By Joshua, by Jove, and by Manitou,
The great plan is coming together;
Our parliamentarians near and aloof,
Candle stub lawyers, prophetic contrarians,
Gathered together under one roof—
I would favour the open carriage today,
It looks like tolerable weather.

The dashing calèche with the bit of red trim,
Seamus, my finest of grooms;
If rested, the mare with the star on her brow,
Or any two horses that pull as a pair,
Since we must, as they say, put a shine on the plough;
A quick brush to my hat, a cravat freshly tied,
Then we'll jaunt past the lilac blooms.

Seamus, do men ever voice their opinions
In the livery stables in town?
Can they see it makes sense to have one large country,
One network of trade with fair recompense,
One government, one law, for all and sundry?
Do they only swap rumours about new carriage routes,
And the prices for farms? Well, I won't let them down.

Sure I play the dandy and relish fine clothes,
Even so "timber merchant" is my enemies' taunt;
As if a damp castle and musty old name
Was better than business, made men more useful,
Or made striking a bargain an act of shame.
Yet when London needs progress, not airs and reports,
Charles Poulett Thomson is the broker they want.

I could fix your Canada problem I told them,
But my price is you make me a Lord;
I was tired of their sneering, fed up to the gills,
And I knew when afforded a courteous hearing
I could best politicians in any battle of wills.
Which brings us to our carriage and this beautiful day
On a bumpy dirt road to our own bon accord.

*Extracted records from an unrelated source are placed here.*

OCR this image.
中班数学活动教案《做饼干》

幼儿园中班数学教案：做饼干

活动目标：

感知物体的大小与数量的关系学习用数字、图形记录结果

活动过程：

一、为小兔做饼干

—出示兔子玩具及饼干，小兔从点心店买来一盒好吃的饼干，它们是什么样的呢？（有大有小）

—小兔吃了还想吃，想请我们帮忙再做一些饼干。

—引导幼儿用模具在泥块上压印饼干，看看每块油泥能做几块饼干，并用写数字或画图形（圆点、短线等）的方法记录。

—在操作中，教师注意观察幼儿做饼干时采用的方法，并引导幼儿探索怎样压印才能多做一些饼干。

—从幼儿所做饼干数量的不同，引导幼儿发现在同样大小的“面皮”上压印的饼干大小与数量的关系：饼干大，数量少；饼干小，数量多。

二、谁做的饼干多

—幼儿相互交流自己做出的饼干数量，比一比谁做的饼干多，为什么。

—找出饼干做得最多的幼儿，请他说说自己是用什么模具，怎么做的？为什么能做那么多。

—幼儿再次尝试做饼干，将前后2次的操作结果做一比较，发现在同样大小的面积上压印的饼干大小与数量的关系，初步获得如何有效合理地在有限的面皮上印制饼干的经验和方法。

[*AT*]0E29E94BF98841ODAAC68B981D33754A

Now, about this fine plume on the seat cushion, Seamus—
Nonsense, of course you perceive it.
The lovely wing feather, white and brown barred,
Resting in contrast to dark seat leather,
An avian envoy's quaint calling card.
Perhaps left by the owl of the goddess of wisdom,
Or did a horse-wise Irish jester leave it?

Oh, feather in my cap, very droll, how amusing,
You rogue, a most dreadful pun.
Notwithstanding your jest, I am proud I admit,
To have pressured, persuaded, and worked without rest,
So that justice may prosper in a government fit
For a land widely varied, gigantic, and wild,
Where sovereign battles are not fully won.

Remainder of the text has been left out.